L'affaire europeo torna alla ribalta come se si fosse svegliato dal un lungo letargo. Si fanno nomi, liste, pronostici, nuove alleanze e strizzatine d'occhio.
La campagna elettorale si è ufficialmente aperta. I risultati di queste europee 2014 potrebbero essere letti rispetto a questo asse: euro si, euro no; chi vincerà?

Abbiamo meno partiti a favore della moneta unica che contro. Le possibilità che vedranno il secondo gruppo più forte del primo non sono poche.

Ipotizziamo un Grillo arzillo e vincente che superi il 20%, una Lega forte e rivitalizzata che, sulla scia della Le Pen, si posizioni oltre il 4% (se arrivasse al 6 sarebbe già un gran risultato), una Forza Italia che, nella peggiore delle ipotesi arrivi al 15% (includiamo anche FI tra i no-euro perché, anche se alla fine farà dietro front, la sua campagna riserverà pesanti stoccate contro l'UE e la sua moneta).

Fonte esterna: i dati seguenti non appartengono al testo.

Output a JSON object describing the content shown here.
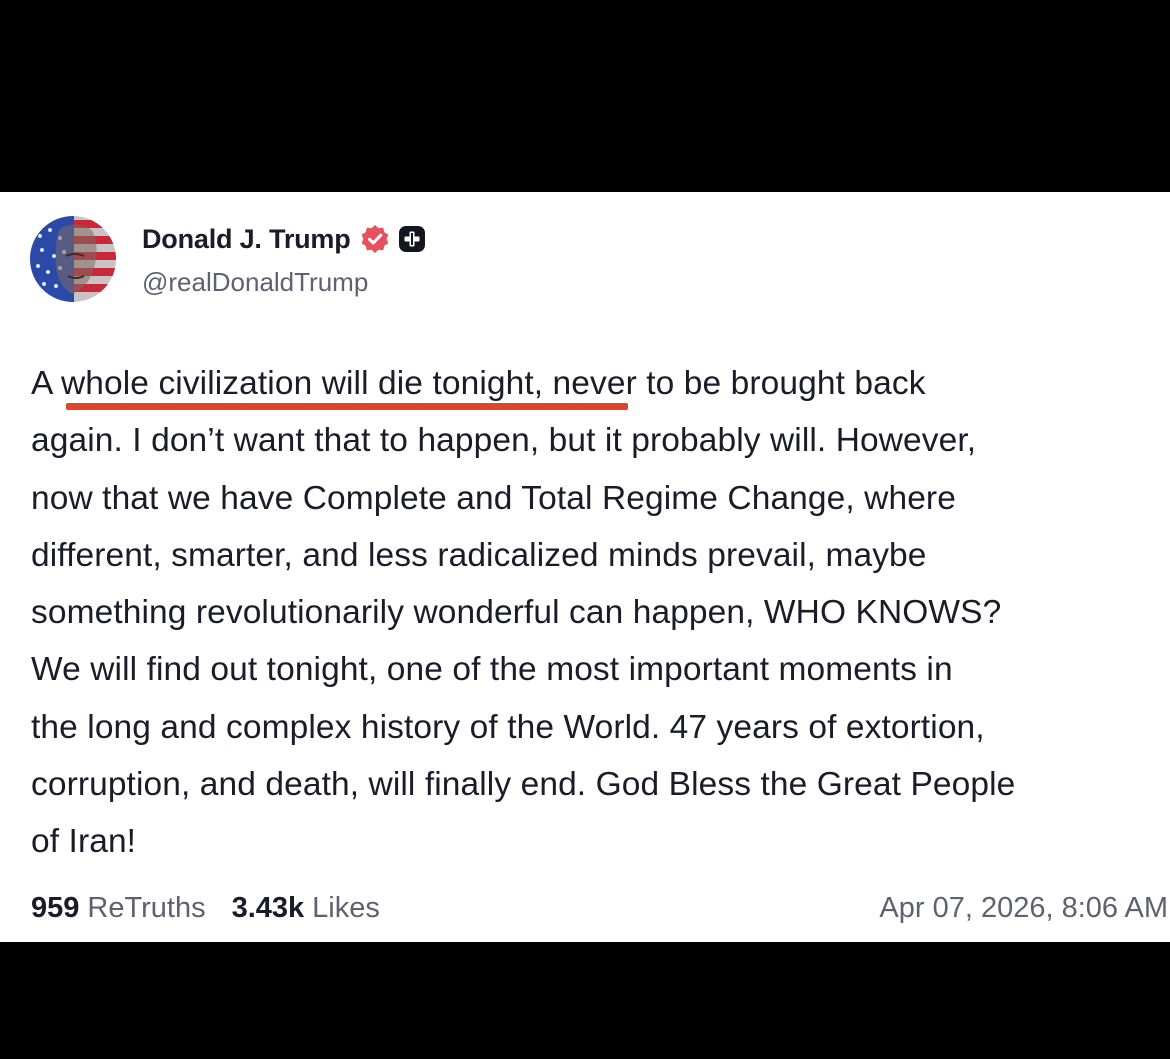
{
  "post": {
    "author_name": "Donald J. Trump",
    "author_handle": "@realDonaldTrump",
    "body_lines": [
      "A whole civilization will die tonight, never to be brought back",
      "again. I don’t want that to happen, but it probably will. However,",
      "now that we have Complete and Total Regime Change, where",
      "different, smarter, and less radicalized minds prevail, maybe",
      "something revolutionarily wonderful can happen, WHO KNOWS?",
      "We will find out tonight, one of the most important moments in",
      "the long and complex history of the World. 47 years of extortion,",
      "corruption, and death, will finally end. God Bless the Great People",
      "of Iran!"
    ],
    "retruths_count": "959",
    "retruths_label": "ReTruths",
    "likes_count": "3.43k",
    "likes_label": "Likes",
    "timestamp": "Apr 07, 2026, 8:06 AM"
  },
  "icons": {
    "verified": "verified-badge-icon",
    "premium": "premium-badge-icon",
    "avatar": "profile-avatar"
  },
  "colors": {
    "underline_highlight": "#e0452c",
    "verified_badge": "#e4515f",
    "text_primary": "#1b1b2a",
    "text_secondary": "#5f6170"
  }
}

Anche se non proprio con questi numeri, complessivamente questi tre partiti arriveranno ad un 40%, vale a dire ben oltre quello che conquisterà il Nuovo femmineo PD D alcuni suoi affiliati.

L'arrivo a Bruxells

I grillini arriveranno a Bruxelles senza sapere come si vota e quante altre persone sederanno insieme a loro. Dopo tre mese saranno già diminuiti di un terzo -se Montecitorio dà molte tentazioni indipendentiste, il PE è capace di darne ancora di più-. I leghisti faranno irruzione in groppa ad una ruspa, vestiti tutti di verde e sventolando battaglieri la bandiera di San Marco: Borghezio sarà un ricordato come pacato. FI si rimangerà i toni forti, farà marcia indietro e, dopo una campagna elettorale anti-Merkel, si placherà difendendo l'euro e le radici europeiste della destra italiana. Ogni tanto Berlusconi darà ordine di presentare richieste di risarcimento-grazia-ritorno alle sue funzioni, ma le defezioni, alla lunga, saranno parecchie.

NCD ha tre strade: riunione con Berlusconi, matrimonio con Casini (che non ha mai portato un granchè bene a nessuno) o che Alfano in un mese tiri fuori quel quid che continua a non acquisire. Prima possibilità ardua ma non da escludere, seconda possibile, terza inimmaginabile.

Il PD avrà il risultato sperato. Le donne capolista faranno bene ma Grillo continuerà a chiamarle veline. Sembra che finalmente il PD abbia capito il marketing politico. Se la strategia del comico, che ormai ha perso la sua originalità, è quella di farsi crescere i riccioli e sembrare sempre "del popolo", quella di Renzi è copiare Berlusconi e cercare di ottenere ancora più di lui.